Nel panorama della pubblicità digitale del 2026, il settore sta vivendo una fase di profondo cambiamento e ridefinizione. L’anno si apre all’insegna di tensioni irrisolte e grandi domande sul futuro, complici le importanti acquisizioni come quella di Omnicom su IPG, le incertezze attorno al modello di business pubblicitario di OpenAI e le ripercussioni della sentenza antitrust su Google, che potrebbero rivoluzionare gli equilibri del mercato degli annunci digitali.
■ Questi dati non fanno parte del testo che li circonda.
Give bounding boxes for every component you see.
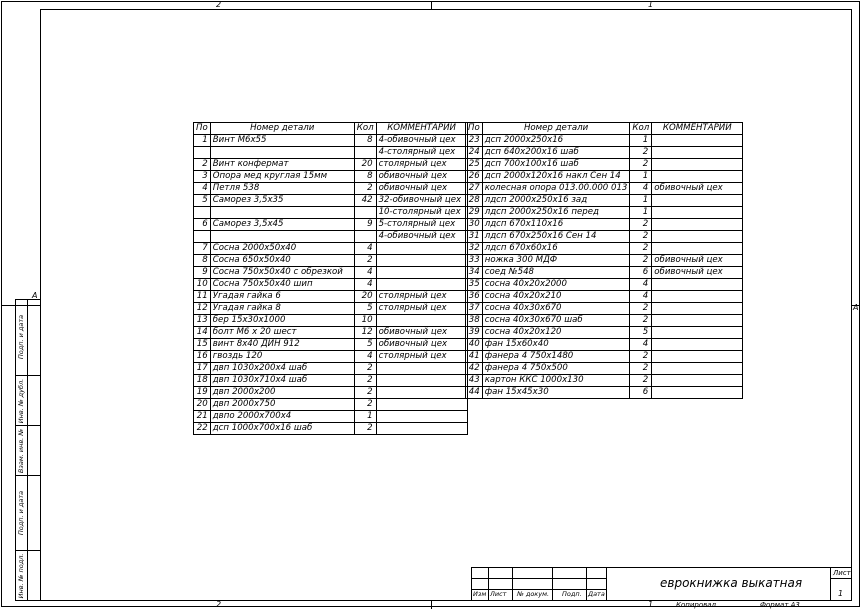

In questo scenario, emergono alcune tendenze chiave che determineranno cosa sarà rilevante e cosa invece è destinato a svanire. Tra le novità più interessanti troviamo l’ascesa dell’agentic web, una nuova frontiera che promette maggiore autonomia e personalizzazione nella gestione delle interazioni digitali. Al contrario, l’Internet of Things, che negli ultimi anni aveva alimentato grandi aspettative nell’ambito adv, sembra passare in secondo piano, a vantaggio di piattaforme e modalità più immediatamente incisive per il brand engagement.

Un altro dato rilevante riguarda il rapporto tra LLM (Large Language Models) e industria pubblicitaria: se nel recente passato dominava la preoccupazione per la perdita di traffico referenziale, nel 2026 il focus si sposta su come questi modelli potrebbero erodere direttamente i ricavi pubblicitari, ponendo nuove sfide ai publisher e agli inserzionisti su come restare competitivi.

Risulta quindi fondamentale, per chi opera nel mondo del marketing e della comunicazione, rimanere aggiornati su queste evoluzioni e adottare strategie sempre più flessibili e data-driven. Solo così sarà possibile affrontare l’incertezza con slancio e continuare a generare valore in un mercato in costante ridefinizione.